Which leads me to something I have been pondering. What does luck have to do with advancing your writing career? If you asked me, I'd have to say a lot. I read a book once called "Lucky or Smart: Secrets to an Entrepreneurial Life" by Bo Peabody. It didn't change my life, but it certainly made me realize that I could be a prolific writer and if no one ever gave me a chance? I could go back to bagging groceries at the local Save On or just really focus on cleaning up after the kids for a change.
Isn't luck really about being in the right place at the right time? No matter if its who you tweet or whether you send in an query to an editor who is just looking for that topic, luck is basically when the Universe aligns and points its big finger at you and says, Today is YOUR DAY!
Yes, you should probably start with a basic talent, but I've seen some severely untalented writers take it to the next level and beyond. Case in point: Perez Hilton. If you look at it in a writing perspective, his success defies the imagination.

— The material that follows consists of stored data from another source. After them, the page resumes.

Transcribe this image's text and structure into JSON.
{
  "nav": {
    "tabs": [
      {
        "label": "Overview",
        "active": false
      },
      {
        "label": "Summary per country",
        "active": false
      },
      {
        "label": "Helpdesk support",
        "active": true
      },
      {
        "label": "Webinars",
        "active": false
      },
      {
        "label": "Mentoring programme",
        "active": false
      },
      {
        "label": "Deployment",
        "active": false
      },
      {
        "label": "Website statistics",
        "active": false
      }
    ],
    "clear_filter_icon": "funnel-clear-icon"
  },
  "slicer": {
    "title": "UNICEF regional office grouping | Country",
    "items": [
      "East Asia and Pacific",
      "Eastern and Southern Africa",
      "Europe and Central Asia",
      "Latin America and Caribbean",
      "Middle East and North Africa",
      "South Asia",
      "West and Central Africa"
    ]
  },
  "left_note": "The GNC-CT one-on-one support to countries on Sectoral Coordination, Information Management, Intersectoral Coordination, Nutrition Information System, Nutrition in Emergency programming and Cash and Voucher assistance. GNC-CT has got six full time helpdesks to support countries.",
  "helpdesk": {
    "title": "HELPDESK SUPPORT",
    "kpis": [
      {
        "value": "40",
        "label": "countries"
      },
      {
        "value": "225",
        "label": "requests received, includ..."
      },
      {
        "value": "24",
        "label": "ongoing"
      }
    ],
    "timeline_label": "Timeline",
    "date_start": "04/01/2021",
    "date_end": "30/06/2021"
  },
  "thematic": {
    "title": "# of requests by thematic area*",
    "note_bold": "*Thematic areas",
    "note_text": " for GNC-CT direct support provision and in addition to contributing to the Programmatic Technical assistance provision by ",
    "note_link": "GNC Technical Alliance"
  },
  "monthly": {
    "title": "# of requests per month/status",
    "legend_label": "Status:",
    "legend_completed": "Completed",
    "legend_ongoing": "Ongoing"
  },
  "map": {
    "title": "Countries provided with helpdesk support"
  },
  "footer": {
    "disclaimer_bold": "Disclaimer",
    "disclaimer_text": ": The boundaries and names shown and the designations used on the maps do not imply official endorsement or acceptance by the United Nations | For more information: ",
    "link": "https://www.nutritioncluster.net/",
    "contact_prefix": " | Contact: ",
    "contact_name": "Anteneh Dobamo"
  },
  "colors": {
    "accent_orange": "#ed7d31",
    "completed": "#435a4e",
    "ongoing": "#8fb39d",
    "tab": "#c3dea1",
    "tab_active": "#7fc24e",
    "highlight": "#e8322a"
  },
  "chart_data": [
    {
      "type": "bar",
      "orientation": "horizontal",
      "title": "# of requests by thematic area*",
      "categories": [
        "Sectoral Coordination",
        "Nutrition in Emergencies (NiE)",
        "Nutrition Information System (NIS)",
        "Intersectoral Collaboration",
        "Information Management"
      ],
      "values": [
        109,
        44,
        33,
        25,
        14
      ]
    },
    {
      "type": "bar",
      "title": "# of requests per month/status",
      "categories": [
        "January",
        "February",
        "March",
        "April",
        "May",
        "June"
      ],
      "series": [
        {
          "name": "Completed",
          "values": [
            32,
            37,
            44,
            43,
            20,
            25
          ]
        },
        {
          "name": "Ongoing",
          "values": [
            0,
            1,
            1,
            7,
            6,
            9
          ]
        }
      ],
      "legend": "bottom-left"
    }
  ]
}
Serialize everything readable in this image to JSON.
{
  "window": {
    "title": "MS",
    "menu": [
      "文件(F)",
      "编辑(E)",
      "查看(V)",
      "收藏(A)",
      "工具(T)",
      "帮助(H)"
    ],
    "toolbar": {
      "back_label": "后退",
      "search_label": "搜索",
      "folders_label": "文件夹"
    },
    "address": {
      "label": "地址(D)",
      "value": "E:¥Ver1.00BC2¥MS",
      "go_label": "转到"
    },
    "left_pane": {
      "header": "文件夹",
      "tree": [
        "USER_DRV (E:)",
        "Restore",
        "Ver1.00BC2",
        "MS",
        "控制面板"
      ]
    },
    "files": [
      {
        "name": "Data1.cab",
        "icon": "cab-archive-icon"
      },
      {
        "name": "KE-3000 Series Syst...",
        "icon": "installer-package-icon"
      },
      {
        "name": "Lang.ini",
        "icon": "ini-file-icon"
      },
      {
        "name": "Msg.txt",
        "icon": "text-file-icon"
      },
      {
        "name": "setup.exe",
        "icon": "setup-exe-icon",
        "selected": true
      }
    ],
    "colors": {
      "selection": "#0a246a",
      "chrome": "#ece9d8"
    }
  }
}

Yet he is a famous blogger/writer and let's face it, he dresses much better than I do. Lauren Conrad wrote one best selling fiction novel called LA Candy. Her claim to fame? The Hills, an annoying 'reality' show that most likely has given every single girl a complex at one time or another. There are better writers out there, with sharp witted jabs and the ability to make you laugh or cry with the single twist of a synonym, yet they fester in obscurity. Why? The lucky break has not happened for them yet.
What does luck have to do with writing? I'd say everything. I read all of the books/blogs/news I can handle, and I make a point of writing something every single day. At some point or another, if I never receive a lucky break, I'll just be blogging into the abyss.
What do you think?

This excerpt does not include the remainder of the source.